Spinach and Artichoke Stuffed Mini Peppers are vibrant, bite-sized peppers filled with a creamy, cheesy spinach and artichoke mixture. These savory appetizers are perfect for parties, game days, or holiday gatherings.
Preheat the Oven:
Preheat oven to 400°F (200°C).
Line a baking sheet with parchment paper.
Prepare the Peppers:
Slice each mini pepper lengthwise and remove the seeds.
Arrange the peppers on the baking sheet, cut side up.
Drizzle with olive oil and season with salt and black pepper.
Sauté the Vegetables:
In a skillet over medium heat, add olive oil.
Sauté the onion and garlic for 3-4 minutes, until softened.
Cook the Spinach:
Add the spinach and cook for 2-3 minutes, until wilted.
Add the Artichokes:
Add the chopped artichoke hearts and cook for 2 more minutes.
Remove from heat and let the mixture cool slightly.
Combine the Filling:
In a mixing bowl, combine cream cheese, sour cream, mozzarella, Parmesan, oregano, red pepper flakes, and the spinach-artichoke mixture.
Season with salt and pepper to taste.
Mix until creamy and well combined.
Fill the Peppers:
Use a spoon or piping bag to fill each pepper half with the spinach-artichoke mixture.
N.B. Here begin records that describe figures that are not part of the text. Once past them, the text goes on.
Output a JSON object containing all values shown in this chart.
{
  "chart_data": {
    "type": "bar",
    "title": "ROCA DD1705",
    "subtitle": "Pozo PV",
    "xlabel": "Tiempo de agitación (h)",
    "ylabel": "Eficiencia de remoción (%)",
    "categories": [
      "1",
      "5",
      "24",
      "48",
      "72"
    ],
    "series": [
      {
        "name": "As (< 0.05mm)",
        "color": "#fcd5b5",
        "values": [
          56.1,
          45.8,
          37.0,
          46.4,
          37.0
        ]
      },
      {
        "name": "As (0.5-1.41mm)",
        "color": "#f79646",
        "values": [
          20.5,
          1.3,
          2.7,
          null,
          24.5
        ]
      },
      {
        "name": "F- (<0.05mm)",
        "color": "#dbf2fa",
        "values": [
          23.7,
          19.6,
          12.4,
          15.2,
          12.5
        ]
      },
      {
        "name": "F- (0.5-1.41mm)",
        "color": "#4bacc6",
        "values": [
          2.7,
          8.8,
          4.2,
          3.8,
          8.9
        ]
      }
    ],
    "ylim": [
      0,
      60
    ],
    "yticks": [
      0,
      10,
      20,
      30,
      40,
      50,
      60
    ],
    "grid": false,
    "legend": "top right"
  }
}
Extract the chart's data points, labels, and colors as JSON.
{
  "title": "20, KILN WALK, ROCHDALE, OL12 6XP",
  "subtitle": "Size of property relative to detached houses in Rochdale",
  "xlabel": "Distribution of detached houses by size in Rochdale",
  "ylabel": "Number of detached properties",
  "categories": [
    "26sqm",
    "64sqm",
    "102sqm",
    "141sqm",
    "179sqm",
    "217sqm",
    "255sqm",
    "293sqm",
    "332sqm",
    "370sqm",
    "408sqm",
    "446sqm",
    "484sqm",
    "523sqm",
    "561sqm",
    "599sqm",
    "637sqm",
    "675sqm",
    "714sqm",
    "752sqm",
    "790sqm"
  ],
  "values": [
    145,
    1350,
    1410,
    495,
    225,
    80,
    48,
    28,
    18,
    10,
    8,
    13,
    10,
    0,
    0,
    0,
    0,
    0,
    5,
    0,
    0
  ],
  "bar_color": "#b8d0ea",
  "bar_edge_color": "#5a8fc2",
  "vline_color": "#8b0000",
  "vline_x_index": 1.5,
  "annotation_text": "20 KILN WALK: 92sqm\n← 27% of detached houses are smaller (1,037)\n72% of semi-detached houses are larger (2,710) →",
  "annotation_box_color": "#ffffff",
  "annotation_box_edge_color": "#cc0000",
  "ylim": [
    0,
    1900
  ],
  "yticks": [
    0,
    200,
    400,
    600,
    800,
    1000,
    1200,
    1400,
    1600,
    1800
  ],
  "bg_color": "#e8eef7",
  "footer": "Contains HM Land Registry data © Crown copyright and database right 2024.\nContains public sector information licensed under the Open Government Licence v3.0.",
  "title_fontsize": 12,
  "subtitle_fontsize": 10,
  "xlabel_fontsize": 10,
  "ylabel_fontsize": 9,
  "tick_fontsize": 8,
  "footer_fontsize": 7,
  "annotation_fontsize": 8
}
Generously fill each pepper, mounding the filling slightly.
Bake the Peppers:
Place the baking sheet in the oven and bake for 12-15 minutes, or until the filling is hot and the cheese is bubbly and slightly golden.
Broil for Extra Crispiness (Optional):
For a crispy, golden top, broil for an additional 1-2 minutes, keeping a close eye to prevent burning.
Garnish:
Remove from the oven and let the peppers cool slightly.
Garnish with fresh parsley and a sprinkle of grated Parmesan.
Serve:
Transfer to a serving platter and serve warm.
Serve the Spinach and Artichoke Stuffed Mini Peppers as a finger food appetizer or as part of a Mediterranean mezze platter.
Pair with a glass of light white wine or sparkling water with lemon.
Spicy Option: Add 1/2 tsp cayenne pepper or diced jalapeños for extra heat.
Cheesy Twist: Substitute mozzarella with fontina or provolone for a richer flavor.
Gluten-Free Option: These are naturally gluten-free; just ensure that the cream cheese and other ingredients are labeled as such.
Vegan Option: Replace the cream cheese and sour cream with vegan alternatives and use dairy-free cheese.
Make-Ahead: Assemble the peppers, cover, and refrigerate for up to 24 hours before baking.